Scarsdale's average household income jumped by $30,000 in the past year, to $417,335, according to Bloomberg.
The affluent community, which is both a town and a village, is in New York's Westchester County, an area that consistently sees various towns ranked among the country's most affluent.
Anne Moretti, a real-estate broker at Julia B. Fee Sotheby's International Realty, told me Scarsdale lures many buyers from Manhattan.
"Scarsdale's consistently high-ranking school district plus the easy 35-minute commute to Grand Central makes it a great place to live," she said.
In 2018, the average home price in Scarsdale was $1.8 million, Moretti said. And so far in 2019, the housing market has been "very active," she said, despite high inventory levels of homes priced above $3 million.
"There have been bidding wars on homes in the $1 million-to-$1.5 million range," Moretti said.
Scarsdale is known for its top-rated public schools, with Scarsdale High School ranked among the 100 best in New York in 2018.
Residents of Scarsdale tend to be "leaders in their respective fields of medicine, journalism, finance, literature, law, and technology," Moretti said.

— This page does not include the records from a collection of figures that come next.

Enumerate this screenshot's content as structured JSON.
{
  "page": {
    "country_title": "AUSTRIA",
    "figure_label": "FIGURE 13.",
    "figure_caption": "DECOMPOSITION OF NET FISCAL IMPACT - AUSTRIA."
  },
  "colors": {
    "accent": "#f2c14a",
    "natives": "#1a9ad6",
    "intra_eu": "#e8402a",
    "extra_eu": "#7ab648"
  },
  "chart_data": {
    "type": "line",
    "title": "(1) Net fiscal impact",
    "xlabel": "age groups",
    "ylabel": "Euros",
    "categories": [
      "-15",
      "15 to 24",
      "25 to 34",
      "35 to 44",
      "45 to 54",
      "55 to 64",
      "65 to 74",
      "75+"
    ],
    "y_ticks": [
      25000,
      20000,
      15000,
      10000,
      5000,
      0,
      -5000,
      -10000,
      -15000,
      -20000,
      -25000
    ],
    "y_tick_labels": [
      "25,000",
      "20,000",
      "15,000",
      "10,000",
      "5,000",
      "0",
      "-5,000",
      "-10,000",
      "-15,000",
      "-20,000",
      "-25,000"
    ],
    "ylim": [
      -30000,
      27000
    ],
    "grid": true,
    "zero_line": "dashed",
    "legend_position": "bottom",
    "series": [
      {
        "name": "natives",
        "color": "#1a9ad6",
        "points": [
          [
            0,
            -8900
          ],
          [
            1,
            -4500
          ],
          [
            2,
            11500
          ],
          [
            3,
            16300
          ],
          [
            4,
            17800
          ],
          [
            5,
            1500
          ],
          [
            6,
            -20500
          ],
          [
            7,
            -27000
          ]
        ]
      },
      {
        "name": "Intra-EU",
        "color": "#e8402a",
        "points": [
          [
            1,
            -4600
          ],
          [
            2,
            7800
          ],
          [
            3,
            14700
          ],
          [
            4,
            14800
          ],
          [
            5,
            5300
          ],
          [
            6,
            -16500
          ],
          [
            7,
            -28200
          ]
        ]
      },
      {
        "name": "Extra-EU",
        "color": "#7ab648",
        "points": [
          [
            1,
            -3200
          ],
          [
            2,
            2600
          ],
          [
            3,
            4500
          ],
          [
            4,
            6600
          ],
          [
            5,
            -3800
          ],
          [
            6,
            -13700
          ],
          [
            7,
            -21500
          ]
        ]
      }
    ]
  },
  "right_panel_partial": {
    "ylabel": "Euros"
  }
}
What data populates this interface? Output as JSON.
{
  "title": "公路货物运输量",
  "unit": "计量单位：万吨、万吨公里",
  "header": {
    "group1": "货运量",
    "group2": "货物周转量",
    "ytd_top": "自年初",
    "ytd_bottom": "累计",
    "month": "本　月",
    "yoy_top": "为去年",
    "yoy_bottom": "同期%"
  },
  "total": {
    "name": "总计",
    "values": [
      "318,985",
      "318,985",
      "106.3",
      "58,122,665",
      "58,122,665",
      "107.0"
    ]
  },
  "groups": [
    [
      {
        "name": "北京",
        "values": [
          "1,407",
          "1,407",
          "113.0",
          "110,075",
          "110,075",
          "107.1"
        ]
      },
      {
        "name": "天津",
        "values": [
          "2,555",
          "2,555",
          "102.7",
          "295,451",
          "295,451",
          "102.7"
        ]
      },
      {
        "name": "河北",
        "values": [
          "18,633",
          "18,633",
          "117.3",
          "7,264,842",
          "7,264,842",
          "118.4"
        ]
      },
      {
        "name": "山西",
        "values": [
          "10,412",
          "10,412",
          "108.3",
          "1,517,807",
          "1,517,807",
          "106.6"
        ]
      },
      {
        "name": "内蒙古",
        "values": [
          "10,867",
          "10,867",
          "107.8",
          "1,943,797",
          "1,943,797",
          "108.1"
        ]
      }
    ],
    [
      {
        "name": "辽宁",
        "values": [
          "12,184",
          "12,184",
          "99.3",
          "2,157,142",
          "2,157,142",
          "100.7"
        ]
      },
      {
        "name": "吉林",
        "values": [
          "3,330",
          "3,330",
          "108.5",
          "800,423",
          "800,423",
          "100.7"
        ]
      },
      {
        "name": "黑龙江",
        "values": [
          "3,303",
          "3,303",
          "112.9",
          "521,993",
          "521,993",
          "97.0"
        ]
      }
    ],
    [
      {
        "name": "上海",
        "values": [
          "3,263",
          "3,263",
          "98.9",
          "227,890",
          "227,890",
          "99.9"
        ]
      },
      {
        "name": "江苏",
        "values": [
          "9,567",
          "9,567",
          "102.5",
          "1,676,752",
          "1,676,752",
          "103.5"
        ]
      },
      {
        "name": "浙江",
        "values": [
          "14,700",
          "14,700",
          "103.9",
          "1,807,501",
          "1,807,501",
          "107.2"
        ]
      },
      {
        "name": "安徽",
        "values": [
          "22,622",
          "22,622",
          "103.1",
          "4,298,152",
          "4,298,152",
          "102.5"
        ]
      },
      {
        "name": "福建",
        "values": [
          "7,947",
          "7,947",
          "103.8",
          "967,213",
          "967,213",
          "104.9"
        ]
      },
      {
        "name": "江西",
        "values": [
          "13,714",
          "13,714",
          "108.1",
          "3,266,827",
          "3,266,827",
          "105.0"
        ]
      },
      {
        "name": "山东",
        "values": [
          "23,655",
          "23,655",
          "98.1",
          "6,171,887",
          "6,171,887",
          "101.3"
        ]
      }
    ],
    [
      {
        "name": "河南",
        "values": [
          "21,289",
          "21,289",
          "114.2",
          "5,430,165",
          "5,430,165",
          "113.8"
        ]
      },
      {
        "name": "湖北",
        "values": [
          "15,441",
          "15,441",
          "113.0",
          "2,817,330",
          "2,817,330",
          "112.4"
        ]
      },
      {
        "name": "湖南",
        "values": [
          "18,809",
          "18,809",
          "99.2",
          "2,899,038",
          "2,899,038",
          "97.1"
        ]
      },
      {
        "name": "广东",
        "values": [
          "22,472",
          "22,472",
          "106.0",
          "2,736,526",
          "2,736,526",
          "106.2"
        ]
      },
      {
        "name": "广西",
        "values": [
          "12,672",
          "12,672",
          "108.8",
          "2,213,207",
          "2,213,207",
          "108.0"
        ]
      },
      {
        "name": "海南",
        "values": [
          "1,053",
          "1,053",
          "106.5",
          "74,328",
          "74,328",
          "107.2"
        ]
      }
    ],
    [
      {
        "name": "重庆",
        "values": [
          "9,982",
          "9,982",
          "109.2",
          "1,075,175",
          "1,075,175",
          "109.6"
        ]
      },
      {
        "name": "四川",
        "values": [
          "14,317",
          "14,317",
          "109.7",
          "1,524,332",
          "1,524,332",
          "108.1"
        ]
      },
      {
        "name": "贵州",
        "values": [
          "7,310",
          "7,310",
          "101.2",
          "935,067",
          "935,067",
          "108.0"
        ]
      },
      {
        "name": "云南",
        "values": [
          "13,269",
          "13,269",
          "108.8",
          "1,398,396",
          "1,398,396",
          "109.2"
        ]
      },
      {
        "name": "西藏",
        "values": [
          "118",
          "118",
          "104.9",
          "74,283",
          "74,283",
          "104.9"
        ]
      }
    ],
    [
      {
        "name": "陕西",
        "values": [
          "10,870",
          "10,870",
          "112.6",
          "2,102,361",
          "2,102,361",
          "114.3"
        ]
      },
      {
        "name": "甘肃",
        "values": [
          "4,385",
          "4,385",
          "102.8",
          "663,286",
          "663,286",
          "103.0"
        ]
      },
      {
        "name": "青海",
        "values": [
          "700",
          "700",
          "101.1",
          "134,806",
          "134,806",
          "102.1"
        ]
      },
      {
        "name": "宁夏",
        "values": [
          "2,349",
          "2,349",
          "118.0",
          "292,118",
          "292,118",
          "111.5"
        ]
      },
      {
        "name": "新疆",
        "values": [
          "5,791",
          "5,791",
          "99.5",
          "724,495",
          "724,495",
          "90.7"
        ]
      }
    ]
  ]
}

I spent a few hours walking around Scarsdale and getting a peek at some of its stately homes. Here's what it looks like.
From my apartment in Brooklyn, I headed to Grand Central Terminal to catch the Metro North up to Scarsdale.
I was on an express train, so the journey took about 35 minutes.
I stepped out of the train station in Scarsdale to a bright and sunny spring morning.
I immediately noticed that it was very quiet and clean, which is pretty much my first thought whenever I go anywhere outside New York City.
The charming little train station put me right in the center of town. Scarsdale, which is officially both a town and a village, has a population of about 18,000. It was recently ranked the richest town on the East Coast — and the second-richest in the US — by Bloomberg.
Scarsdale's average household income is $417,335, a $30,000 jump from the year before.